Lamentations 1 Devotional
by Pastor Mark Hudson
We live in a relatively happy-clappy church age so I love the fact that the Bible has an entire book called Lamenting. Okay, Lamentations. But this is a book set aside for reflecting on life in the minor key. If you read the entire Bible, and especially the Psalms, you will find people that are grieving, mourning, and experiencing sadness and loss. North American Christians don’t know much about grief. We tend to talk about overcoming and rejoicing. Yet, it was the Apostle Paul who wrote, “as sorrowful, yet always rejoicing (2Co 6:10 ESV)”
Jeremiah experienced rejecting, hard hearts, and sorrow. This short book of laments is full of anguish, affliction, sorrow, grief. Here are some tough words Jeremiah uses: lonely, widow, slave v.1; weeps bitterly, tears, none to comfort, friends have dealt treacherously, enemies v 2; exile, affliction, hard servitude, no resting place, distress v. 3 and we could go on and on for the entire book.
But don’t lose sight of God in this book or in any grieving as a believer. I believe God wants us to grieve and mourn our losses. When a man or woman loses a husband, they can and must take a long time in unhurried grief. Mourning takes energy, reflection and should be done with God’s Word and in God’s presence. You should feel the loss. That is how God made us; like it or not. Those of you who have experienced a loss, dig deep into this spiritual book. This book is not a downer but a spiritual masterpiece. Jeremiah points us to God. “Oh Lord, behold my affliction” v 9. See also, just in the chapter one, Jeremiah’s references to God, v. 5; v. 11; 12-15; 17-18, 20-22.
Both joy and grief are in the Bible. We experience this same unlikely combination in our lives as well. Hopefully the grieving, mourning, and loss part comes later in your life but you will experience deep loss sometime in your life. When you do experience a loss, not if but when , seek God. Go deep and keep striving to know Him in and through that loss.
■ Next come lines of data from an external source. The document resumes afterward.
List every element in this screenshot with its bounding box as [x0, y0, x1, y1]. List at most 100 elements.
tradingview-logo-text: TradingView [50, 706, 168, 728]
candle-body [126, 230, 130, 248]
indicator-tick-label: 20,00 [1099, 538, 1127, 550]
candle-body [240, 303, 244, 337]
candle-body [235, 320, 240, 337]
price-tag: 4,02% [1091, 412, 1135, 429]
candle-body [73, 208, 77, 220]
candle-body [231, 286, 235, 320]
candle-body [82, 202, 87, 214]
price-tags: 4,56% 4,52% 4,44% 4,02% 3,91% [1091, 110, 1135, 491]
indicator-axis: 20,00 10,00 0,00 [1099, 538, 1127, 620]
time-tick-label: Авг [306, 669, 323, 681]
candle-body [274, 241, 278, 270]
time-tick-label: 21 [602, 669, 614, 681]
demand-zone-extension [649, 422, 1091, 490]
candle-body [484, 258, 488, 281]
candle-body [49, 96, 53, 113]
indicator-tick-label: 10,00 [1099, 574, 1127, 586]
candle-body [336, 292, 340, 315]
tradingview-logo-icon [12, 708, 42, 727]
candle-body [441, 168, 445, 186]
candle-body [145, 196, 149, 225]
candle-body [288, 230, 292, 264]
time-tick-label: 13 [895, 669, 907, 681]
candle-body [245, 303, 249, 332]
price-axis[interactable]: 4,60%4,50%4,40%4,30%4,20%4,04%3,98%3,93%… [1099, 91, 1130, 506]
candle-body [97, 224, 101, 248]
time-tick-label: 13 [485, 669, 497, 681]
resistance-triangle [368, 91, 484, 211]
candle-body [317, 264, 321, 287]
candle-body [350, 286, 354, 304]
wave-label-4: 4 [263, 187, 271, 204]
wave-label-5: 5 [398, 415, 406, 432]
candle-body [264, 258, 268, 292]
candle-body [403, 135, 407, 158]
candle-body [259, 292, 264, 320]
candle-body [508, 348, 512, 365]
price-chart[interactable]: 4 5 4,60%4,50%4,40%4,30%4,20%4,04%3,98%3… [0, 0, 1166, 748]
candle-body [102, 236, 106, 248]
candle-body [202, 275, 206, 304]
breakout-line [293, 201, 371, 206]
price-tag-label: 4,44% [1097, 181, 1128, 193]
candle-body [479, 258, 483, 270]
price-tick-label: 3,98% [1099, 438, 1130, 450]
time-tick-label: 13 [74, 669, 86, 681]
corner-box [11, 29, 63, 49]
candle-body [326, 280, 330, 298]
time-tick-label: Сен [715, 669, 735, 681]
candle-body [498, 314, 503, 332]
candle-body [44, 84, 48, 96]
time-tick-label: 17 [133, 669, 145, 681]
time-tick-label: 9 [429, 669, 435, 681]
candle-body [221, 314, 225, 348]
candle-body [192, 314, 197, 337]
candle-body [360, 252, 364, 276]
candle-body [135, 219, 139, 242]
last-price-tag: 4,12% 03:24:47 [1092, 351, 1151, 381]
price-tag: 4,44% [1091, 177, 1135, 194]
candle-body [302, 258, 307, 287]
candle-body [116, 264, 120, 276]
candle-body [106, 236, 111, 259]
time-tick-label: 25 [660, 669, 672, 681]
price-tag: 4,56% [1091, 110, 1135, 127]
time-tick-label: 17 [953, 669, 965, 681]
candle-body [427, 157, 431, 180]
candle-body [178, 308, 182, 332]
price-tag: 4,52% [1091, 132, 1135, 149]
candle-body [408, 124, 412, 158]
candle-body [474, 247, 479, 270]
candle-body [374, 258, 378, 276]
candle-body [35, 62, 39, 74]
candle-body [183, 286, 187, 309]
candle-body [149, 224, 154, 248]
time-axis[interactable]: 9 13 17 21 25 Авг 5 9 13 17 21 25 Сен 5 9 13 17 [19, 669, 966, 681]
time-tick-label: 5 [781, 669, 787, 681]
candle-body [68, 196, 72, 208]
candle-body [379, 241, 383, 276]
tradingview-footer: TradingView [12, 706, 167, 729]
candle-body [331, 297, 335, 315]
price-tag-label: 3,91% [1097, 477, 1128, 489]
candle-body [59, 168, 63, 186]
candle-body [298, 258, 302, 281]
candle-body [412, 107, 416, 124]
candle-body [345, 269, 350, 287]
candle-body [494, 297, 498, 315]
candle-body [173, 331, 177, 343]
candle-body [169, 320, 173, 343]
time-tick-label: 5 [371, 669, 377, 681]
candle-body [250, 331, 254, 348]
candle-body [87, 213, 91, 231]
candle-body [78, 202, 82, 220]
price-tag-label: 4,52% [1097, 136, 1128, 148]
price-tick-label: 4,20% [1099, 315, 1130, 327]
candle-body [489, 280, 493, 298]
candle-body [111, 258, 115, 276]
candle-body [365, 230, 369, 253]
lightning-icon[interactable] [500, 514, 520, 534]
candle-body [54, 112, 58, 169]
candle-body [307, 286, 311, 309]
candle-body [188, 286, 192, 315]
God loves us deeply. His greatest gift to us is Himself. He uses tragedy, deep sorrow, painful affliction, and staggering disappointments to open us up to new vistas with God. What we need is God. When we lose someone or something dear to us, we don’t need that person or that thing back. We need God.
Loss, disappointment, and rejection open us up to other areas that we need to develop. One time when I was going through a difficult time, a person asked me, “Why don’t you ever use the words sad or sadness. Do you feel sad?” I realized I never used that word. I really had no idea how to grieve. I thought grieving was only for people mourning a death of someone they loved. I’m not much more mature in my understanding of grief but I have improved a little since then.
Do you allow mourning in your faith? Do you have a vocabulary that expresses a range of experiences and feelings? Just like every profession or interest has their own vocabulary do does loss, affliction, and grief. As you read Jeremiah in Lamentations, notice, “Look and see if there is any sorrow like my sorrow, which was brought upon me, which the Lord inflicted on the day of his fierce anger” v 12. Too pious to say that? Maybe you are not pious enough. Or “Look, O Lord, and see, for I am despised.” V. 11. And just wait until you come to chapter 3 which contain some of my favorite verses in the Old Testament.
But no one’s sorrow was as great as Christ who took our sorrows. He bore God’s wrath. And He bore the full brunt of his fierce anger against sin. God the Father held nothing back. Even with that you will still experience sorrow in this life. But it will be “as sorrowful, yet always rejoicing.”